Mezopotamya Ajansı’nın aktardığına nazaran, kongrenin yapıldığı salona, “Savaşa karşı barış, tecride karşı özgürlük. Artık HDP zamanı”, “Me bi ciwan destpêkir, emê bi ciwan biqedînin” (Genç başladık, genç başaracağız), “Aysel Tuğluk hafızamızdır. Hasta tutuklulara özgürlük” pankartları ile katledilen Mahsa Jîna Amini, Deniz Poyraz ve Nagihan Akarsel’in fotoğrafları asıldı. Sık sık, “Jin, jiyan, azadî” sloganlarının atıldığı kongrede, HDP Eş Genel Lideri Pervin Buldan konuştu.

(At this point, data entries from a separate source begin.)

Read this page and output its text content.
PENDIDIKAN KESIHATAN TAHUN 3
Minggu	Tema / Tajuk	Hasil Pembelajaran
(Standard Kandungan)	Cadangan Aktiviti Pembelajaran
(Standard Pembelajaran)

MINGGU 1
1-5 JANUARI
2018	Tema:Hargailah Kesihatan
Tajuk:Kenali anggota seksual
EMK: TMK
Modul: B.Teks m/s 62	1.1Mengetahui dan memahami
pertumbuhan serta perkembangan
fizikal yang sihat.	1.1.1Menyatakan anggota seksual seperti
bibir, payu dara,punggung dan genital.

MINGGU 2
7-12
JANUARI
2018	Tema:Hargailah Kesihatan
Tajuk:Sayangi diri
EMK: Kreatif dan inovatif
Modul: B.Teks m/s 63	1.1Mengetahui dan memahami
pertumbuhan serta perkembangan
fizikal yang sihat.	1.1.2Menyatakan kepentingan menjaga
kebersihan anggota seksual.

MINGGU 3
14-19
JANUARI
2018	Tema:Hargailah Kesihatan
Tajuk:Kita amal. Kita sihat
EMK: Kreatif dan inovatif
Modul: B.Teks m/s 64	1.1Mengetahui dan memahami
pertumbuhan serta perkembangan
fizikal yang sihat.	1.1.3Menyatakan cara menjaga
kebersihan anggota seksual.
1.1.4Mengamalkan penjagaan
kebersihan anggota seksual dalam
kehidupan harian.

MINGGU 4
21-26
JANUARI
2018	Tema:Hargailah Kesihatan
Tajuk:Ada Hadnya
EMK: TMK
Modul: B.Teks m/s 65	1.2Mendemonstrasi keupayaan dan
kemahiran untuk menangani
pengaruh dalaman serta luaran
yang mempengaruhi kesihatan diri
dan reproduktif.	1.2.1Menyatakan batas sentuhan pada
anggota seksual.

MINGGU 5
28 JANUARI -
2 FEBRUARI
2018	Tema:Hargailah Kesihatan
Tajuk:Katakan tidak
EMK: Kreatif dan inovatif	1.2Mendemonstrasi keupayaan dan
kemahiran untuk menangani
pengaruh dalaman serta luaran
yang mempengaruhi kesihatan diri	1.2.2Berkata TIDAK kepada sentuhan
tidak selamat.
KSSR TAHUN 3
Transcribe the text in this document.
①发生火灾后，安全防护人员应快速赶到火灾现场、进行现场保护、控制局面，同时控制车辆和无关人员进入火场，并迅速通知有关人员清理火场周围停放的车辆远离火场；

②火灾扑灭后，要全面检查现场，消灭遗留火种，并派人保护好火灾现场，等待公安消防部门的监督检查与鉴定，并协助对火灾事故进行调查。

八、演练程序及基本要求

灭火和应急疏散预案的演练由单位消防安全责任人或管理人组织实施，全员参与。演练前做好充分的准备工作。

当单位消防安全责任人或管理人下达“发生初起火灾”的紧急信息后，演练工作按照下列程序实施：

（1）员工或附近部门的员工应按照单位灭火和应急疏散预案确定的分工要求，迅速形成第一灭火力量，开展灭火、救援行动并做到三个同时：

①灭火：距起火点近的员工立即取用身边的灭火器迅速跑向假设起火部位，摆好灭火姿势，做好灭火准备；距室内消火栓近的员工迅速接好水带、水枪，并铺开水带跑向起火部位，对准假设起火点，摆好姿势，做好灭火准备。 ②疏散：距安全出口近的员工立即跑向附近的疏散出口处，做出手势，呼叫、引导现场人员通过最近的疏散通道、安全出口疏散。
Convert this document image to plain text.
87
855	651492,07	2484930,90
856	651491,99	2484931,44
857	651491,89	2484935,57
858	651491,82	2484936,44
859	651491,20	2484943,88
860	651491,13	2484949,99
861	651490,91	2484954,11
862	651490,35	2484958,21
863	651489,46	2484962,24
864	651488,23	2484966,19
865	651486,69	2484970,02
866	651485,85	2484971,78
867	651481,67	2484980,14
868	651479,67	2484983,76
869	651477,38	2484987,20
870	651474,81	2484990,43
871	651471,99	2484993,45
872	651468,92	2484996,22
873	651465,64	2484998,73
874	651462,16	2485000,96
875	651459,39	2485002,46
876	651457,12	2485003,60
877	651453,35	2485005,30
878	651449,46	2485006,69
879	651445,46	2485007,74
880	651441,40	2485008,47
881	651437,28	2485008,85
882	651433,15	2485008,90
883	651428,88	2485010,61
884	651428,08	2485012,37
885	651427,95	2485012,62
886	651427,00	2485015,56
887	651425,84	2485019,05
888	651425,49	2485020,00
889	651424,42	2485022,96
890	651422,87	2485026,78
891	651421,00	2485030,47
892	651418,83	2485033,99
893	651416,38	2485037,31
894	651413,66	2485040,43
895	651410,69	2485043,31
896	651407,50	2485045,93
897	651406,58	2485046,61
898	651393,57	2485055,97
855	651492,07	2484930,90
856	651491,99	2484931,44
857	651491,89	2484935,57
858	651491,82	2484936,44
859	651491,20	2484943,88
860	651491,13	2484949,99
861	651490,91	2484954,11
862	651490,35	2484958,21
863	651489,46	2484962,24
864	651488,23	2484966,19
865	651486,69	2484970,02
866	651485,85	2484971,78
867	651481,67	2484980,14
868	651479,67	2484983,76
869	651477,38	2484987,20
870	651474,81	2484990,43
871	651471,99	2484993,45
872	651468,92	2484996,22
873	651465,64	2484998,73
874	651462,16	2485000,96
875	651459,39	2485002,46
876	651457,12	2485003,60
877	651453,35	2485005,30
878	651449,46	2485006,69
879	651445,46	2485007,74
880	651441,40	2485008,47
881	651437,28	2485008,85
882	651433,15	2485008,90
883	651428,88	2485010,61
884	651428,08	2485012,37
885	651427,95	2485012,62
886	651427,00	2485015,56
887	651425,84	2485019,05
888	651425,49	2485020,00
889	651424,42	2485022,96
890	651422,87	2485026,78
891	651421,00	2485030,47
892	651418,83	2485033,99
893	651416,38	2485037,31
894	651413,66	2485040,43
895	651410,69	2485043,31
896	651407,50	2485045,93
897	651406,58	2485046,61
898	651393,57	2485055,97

‘TÜRKİYE’DE EMEKÇİNİN CANI ÇOK UCUZ’

Buldan konuşmasına Bartın Amasra’da yaşanan maden faciasında hayatını yitiren 41 çalışanın ailesine başsağlığı, yaralılara acil şifalar dileyerek başladı. Buldan, şunları söyledi: “Bartın Amasra’da yaşanan maden faciasında ömrünü yitiren 41 canımıza Allah’tan rahmet sevdiklerine, ailelerine başsağlığı diliyorum. Yaralı olarak kurtulan ve tedavi altında olan personel kardeşlerimizin de bir an evvel sıhhatlerine kavuşmalarını yürekten temenni ederim. Bir kere daha gördük ki Türkiye’de emekçinin canı çok ucuz. Hayat kıymetli fakat Türkiye’de can ucuz. Bu yaşanan katliamdır, ihmalkarlıktır. Bu yaşanan cinayettir, bu yaşananlar ihmalkarlık sonucudur ve bu yaşananlar AKP-MHP iktidarının çalışana, işçiye reva gördüğü hayat biçimidir.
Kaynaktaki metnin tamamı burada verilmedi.